E dopo la salvezza, la maggior parte di noi tornerà ad adagiarsi nel proprio ego e molti accuseranno quei pochi cui dobbiamo la sopravvivenza: li accuseranno di volerci avvelenare per ingrassare le case farmaceutiche, li additeranno come eretici che vogliono sostituirsi a Dio, voteranno perché alla cultura vengano dati meno poteri e si annulleranno in una vita da schiavi per una domenica di campionato.
Lasceranno che altri pensino al loro posto, che suggeriscano loro cosa dire e si accontenteranno di dati fallaci, di realtà mistificate e di storia distorta.
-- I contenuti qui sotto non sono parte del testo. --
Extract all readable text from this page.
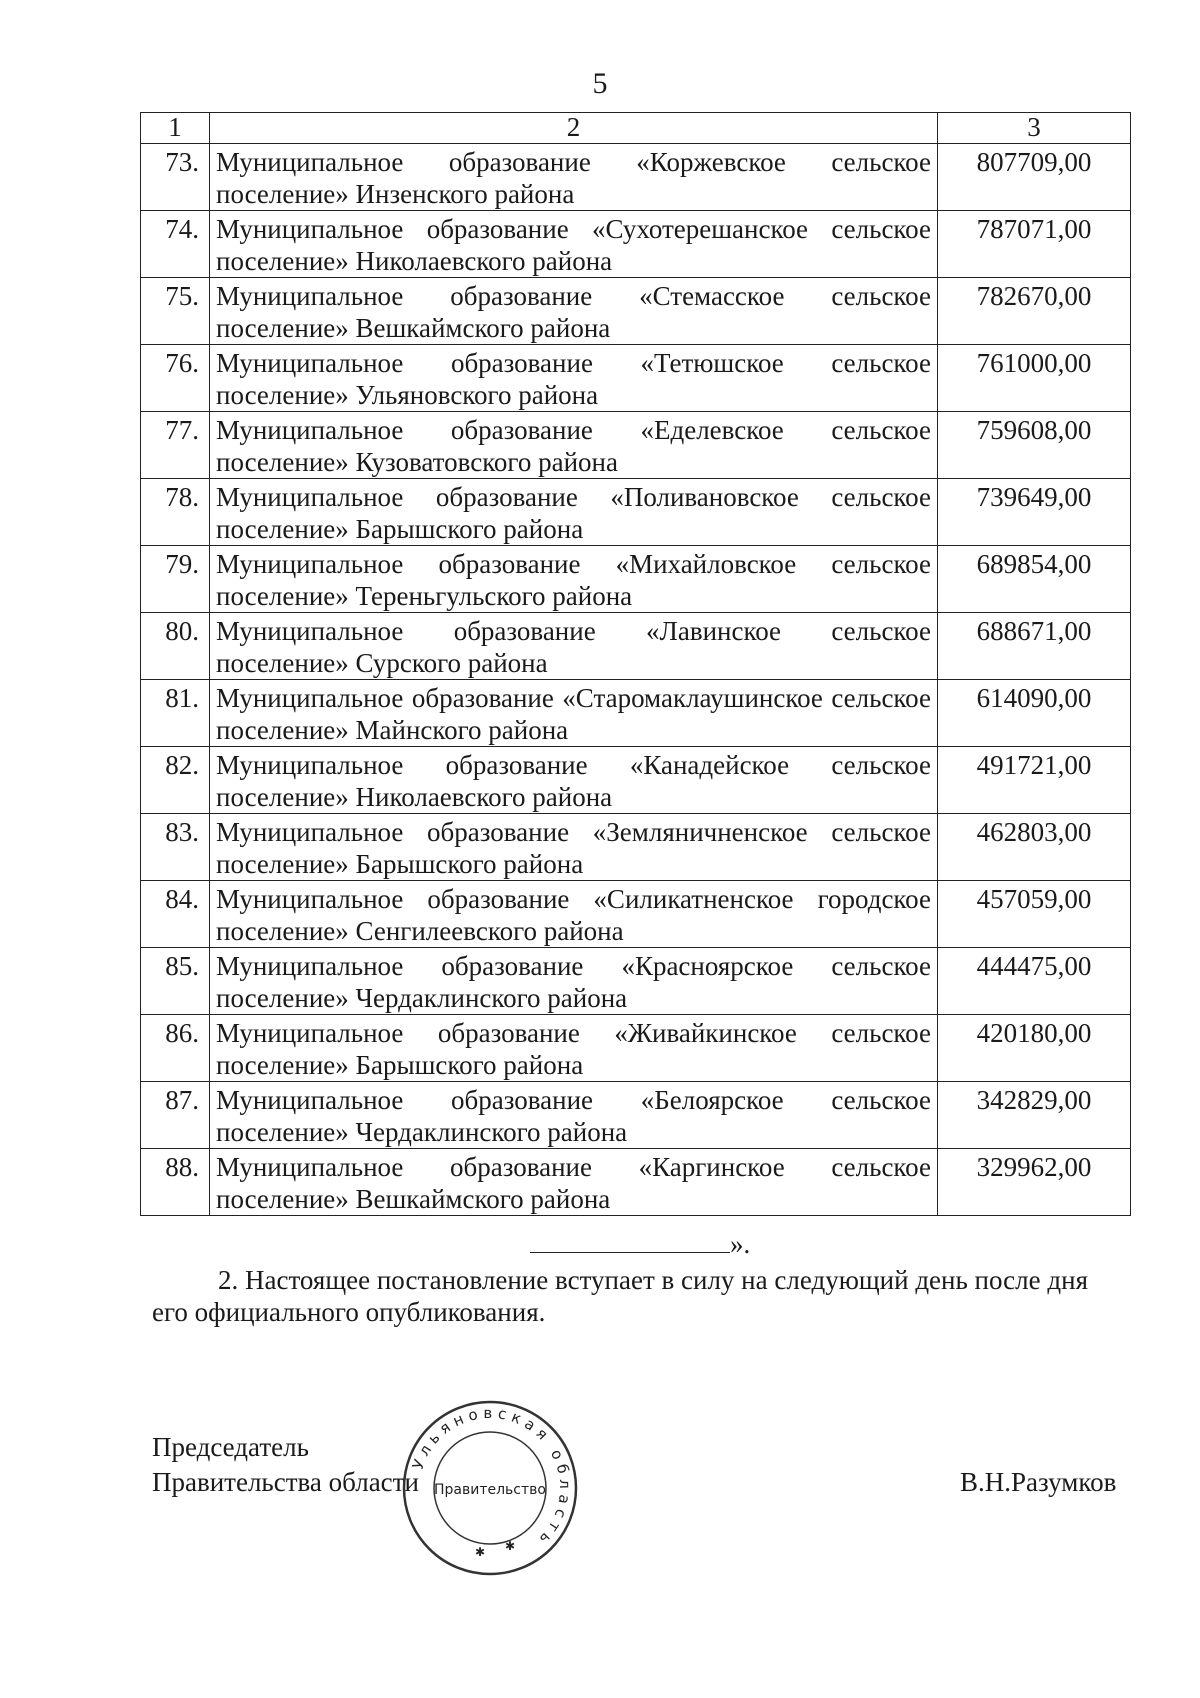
5
1	2	3
73.	Муниципальное образование «Коржевское сельское поселение» Инзенского района	807709,00
74.	Муниципальное образование «Сухотерешанское сельское поселение» Николаевского района	787071,00
75.	Муниципальное образование «Стемасское сельское поселение» Вешкаймского района	782670,00
76.	Муниципальное образование «Тетюшское сельское поселение» Ульяновского района	761000,00
77.	Муниципальное образование «Еделевское сельское поселение» Кузоватовского района	759608,00
78.	Муниципальное образование «Поливановское сельское поселение» Барышского района	739649,00
79.	Муниципальное образование «Михайловское сельское поселение» Тереньгульского района	689854,00
80.	Муниципальное образование «Лавинское сельское поселение» Сурского района	688671,00
81.	Муниципальное образование «Старомаклаушинское сельское поселение» Майнского района	614090,00
82.	Муниципальное образование «Канадейское сельское поселение» Николаевского района	491721,00
83.	Муниципальное образование «Земляничненское сельское поселение» Барышского района	462803,00
84.	Муниципальное образование «Силикатненское городское поселение» Сенгилеевского района	457059,00
85.	Муниципальное образование «Красноярское сельское поселение» Чердаклинского района	444475,00
86.	Муниципальное образование «Живайкинское сельское поселение» Барышского района	420180,00
87.	Муниципальное образование «Белоярское сельское поселение» Чердаклинского района	342829,00
88.	Муниципальное образование «Каргинское сельское поселение» Вешкаймского района	329962,00
».
2. Настоящее постановление вступает в силу на следующий день после дня его официального опубликования.
Председатель
Правительства области
Ульяновская область
Правительство
✱ ✱
В.Н.Разумков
Non indagheranno, non faranno critica e sacrificheranno le proprie vite all’inconsistente voluttà di un’odio controllato e saranno l’eco di altri uomini che avrebbero dovuto estinguersi.
Porteranno sulle tombe dei fratelli di Galileo, i fiori dell’irriconoscente arroganza e si ubriacheranno di quel profumo che annebbia le menti.
Le verità saranno verticali, verranno calate dall’alto perché la forza di gravità non costa fatica alcuna. In questo il loro “sapere” (in caduta libera) sarà destinato ad accumularsi come sporcizia sul pavimento monotono del neo-terrapiattismo di una scienza “social”-popolare.
Saranno altri, pochi e più adatti, ad affidarsi ad un pensiero orizzontale e circolare: un moto di evoluzione inarrestabile, in cui ogni idea ha lo stesso valore e merita il medesimo rispetto delle altre (orizzontale) in un meccanismo acritico (cioè non legato a sovrastrutture culturali) di valutazione, arricchendosi di altre idee e spogliandosi dell’inessenziale per divenire vortice di energia inesauribile (circolare).
E saranno sempre i Socrate, quelli che preferiscono morire che vivere tradendo il proprio pensiero, a salvarci ancora. Il Covid-19 ce lo sussurra ogni giorno, non lo canta dai balconi: torniamo a coltivarci, con umiltà e senza pigrizia.